Un pequeño milagro
Los libros, como casi todo lo que merece la pena, no son una creación individual sino colectiva
Hace cuatro años publiqué un libro. Entonces tenía 28 y cobraba 1.200 euros como redactora de una revista juvenil. A la firma del contrato recibí un adelanto de 1.000, y cuando hablaba con mi padre siempre le decía lo mismo: que a ver qué hacíamos como no vendiera los 1.000 ejemplares de la primera edición si ya me había gastado el dinero, no lo podía devolver. Él solía responderme que no me preocupara, que como tengo tantos primos, con que cada uno me comprase un libro y otro para un amigo, ya estaba hecho.
El caso es que la primera tirada se vendió en pocas semanas, y después vinieron otras cuantas. Lo que ocurrió fue milagroso: no solo no tuve que devolver los 1.000 euros, sino que gané dinero con ese libro.
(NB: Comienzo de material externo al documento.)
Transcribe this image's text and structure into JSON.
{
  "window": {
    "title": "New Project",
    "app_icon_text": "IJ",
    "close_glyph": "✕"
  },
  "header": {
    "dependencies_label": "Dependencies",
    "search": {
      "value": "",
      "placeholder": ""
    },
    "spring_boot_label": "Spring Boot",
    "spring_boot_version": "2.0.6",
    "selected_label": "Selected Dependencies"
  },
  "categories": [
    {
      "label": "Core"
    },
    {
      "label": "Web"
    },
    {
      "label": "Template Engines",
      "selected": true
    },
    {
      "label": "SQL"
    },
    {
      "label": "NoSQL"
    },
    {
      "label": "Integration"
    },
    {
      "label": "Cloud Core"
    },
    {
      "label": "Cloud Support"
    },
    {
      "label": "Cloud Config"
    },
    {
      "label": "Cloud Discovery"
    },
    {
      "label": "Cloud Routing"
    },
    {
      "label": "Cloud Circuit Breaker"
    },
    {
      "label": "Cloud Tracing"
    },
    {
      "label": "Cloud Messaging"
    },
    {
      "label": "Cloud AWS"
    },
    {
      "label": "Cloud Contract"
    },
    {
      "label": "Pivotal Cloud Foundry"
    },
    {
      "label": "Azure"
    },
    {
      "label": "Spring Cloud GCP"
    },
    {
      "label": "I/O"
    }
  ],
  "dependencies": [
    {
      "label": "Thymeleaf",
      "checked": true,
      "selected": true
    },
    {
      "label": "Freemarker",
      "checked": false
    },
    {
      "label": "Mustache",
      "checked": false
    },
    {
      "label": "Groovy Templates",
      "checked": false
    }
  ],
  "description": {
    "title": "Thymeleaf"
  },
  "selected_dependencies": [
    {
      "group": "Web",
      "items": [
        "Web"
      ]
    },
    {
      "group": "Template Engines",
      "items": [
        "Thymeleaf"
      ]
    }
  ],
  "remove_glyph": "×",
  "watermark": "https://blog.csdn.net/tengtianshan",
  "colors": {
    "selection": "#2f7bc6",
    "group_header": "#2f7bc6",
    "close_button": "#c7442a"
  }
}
Gané bastante, de hecho, no comparándolo con la fortuna de Elon Musk, pero sí con lo que acostumbra a tener en su cuenta alguien que, como yo hasta entonces y como la mayoría de españoles, ganaba menos de 20.000 al año.
El milagro —que en realidad fue el cariño de miles de lectores, porque los milagros siempre emanan de algún modo del amor— no fue tanto que una redactora desconocida de una revista minoritaria, sin padrinos e hija de carteros, vendiera un montón de libros, sino que lo hiciera en una editorial pequeña. Porque quien me había encargado aquel libro, quien había aguantado durante meses mis excusas para posponer su entrega —un editor es a veces un psicólogo gratuito— y quien me había dado esos 1.000 euros de adelanto había sido Eva Serrano, editora de Círculo de Tiza.
En aquellos meses aprendí algunas cosas. Una de ellas es que los libros, como casi todo lo que merece la pena, no son una creación individual sino colectiva. Hasta entonces, cuando iba a una librería y cogía una novela la pensaba únicamente obra de su autor. Obviaba que, para que quien imprime su nombre en la portada y se lleva la gloria pueda hacerlo, ha tenido que existir antes un mundo al que robarle —porque escribir es eso, robarle al mundo—, unas experiencias más o menos transformadoras, un conocimiento e incluso unas capacidades que, al contrario de lo que solemos pensar, nunca son propias sino legadas.
Obviaba también que para que un autor pueda entregar su manuscrito ha de existir una familia que lo sostenga, unos amigos con quienes compartir vida e inquietudes, unos maestros que le aconsejen esta o aquella lectura. Y, por supuesto, obviaba que, para que un libro llegue a una estantería, es necesario el trabajo de muchos profesionales que no suelen figurar en ningún sitio.
En él ha tenido que intervenir un editor, un corrector, un maquetador y un ilustrador que diseñe la portada —de cuyo tino va a depender, en gran medida, el éxito del libro—, además de la imprenta, la distribuidora y, finalmente, el librero que se lo recomiende al dueño de la estantería, que a su vez, si hay suerte, se lo recomendará a otro dueño de otra estantería. Detrás de todo esto están las editoriales, que son quienes coordinan el proceso, todas ellas con mucho esfuerzo en los tiempos que corren, pero las pequeñas aún más.
Que en la selva de las grandes editoriales fichando a famosos y youtubers para publicar, los premios millonarios y las listas de suplementos literarios copadas casi por completo por títulos de grandes grupos —y, a poder ser, firmadas por colegas— existan esas editoriales casi familiares es una gesta. Contribuyan, siempre que puedan, a ella. Porque cuando compran uno de sus títulos no están comprando solo un libro, sino un pequeño milagro.